2. Worker normalizes payload (maps relationship fields, handles deletions).
3. Performs PostgreSQL `INSERT ... ON CONFLICT` using transaction to keep product ↔ pricebook relationships consistent.
4. Invalidate Redis keys (`catalog:*`, `eligibility:*`) via `CatalogCacheService.invalidateAllCatalogs()` or targeted invalidation when specific SKU/account changes.
## Integration Points
- **Catalog services**: attempt to read from shadow tables via Prisma before falling back to Salesforce query; only hit Salesforce on cache miss _and_ shadow miss.
- **Eligibility lookup**: `InternetCatalogService.getPlansForUser` first loads from `sf_account_eligibility_shadow`; if stale (>15 min) fallback to Salesforce + refresh row asynchronously.
- **Order flows**: continue using live Salesforce (writes) but use shadow data for price lookups where possible.
## Monitoring & Alerts
- Add Prometheus counters: `sf_shadow_sync_events_total`, `sf_shadow_sync_failures_total`.
- Track lag metrics: `MAX(now() - updated_at)` per table.
- Hook into existing queue health endpoint to expose shadow worker backlog.
## Rollout Checklist
1. Implement schema migrations (SQL or Prisma) under feature flag.

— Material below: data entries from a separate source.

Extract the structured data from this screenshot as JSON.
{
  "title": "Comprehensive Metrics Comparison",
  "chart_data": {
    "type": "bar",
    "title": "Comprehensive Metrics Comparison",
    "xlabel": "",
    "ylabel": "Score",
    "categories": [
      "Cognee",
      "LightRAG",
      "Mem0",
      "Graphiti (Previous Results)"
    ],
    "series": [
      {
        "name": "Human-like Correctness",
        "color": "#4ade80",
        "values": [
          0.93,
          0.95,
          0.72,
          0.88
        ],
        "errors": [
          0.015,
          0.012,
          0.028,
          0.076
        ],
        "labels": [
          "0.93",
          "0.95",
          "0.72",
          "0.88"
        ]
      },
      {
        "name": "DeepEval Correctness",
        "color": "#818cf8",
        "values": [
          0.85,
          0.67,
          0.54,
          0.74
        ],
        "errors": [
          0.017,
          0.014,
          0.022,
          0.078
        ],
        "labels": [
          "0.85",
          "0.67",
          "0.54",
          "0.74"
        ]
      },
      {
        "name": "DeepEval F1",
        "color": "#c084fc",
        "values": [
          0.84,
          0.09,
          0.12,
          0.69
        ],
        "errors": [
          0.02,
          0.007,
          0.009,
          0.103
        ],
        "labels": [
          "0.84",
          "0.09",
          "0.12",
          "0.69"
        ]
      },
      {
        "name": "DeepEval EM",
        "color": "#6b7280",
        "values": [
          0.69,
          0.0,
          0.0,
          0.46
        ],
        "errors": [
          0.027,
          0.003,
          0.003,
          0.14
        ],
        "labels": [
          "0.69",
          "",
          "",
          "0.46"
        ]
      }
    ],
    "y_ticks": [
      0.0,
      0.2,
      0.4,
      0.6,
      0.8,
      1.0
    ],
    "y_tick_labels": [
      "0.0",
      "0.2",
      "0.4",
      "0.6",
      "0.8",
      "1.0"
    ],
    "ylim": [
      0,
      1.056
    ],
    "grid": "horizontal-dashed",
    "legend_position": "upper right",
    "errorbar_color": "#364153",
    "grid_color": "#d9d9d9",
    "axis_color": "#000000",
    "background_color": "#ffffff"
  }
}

2. Build bulk backfill command; run in staging, verify record counts vs Salesforce SOQL.
3. Enable event ingestion in staging, monitor for 48h, validate cache invalidation.
4. Update catalog services to prefer shadow reads; release behind environment variable `ENABLE_SF_SHADOW_READS`.
5. Roll to production gradually: run backfill, enable read flag, then enable event consumer.
6. Document operational runbooks (replay events, manual backfill, clearing caches).
## Open Questions
- Do we mirror additional fields (e.g., localization strings) needed for future UX changes?
- Should eligibility sync include other readiness signals (credit status, serviceability flags)?
- Confirm retention strategy for `raw_payload` column (e.g., prune older versions weekly).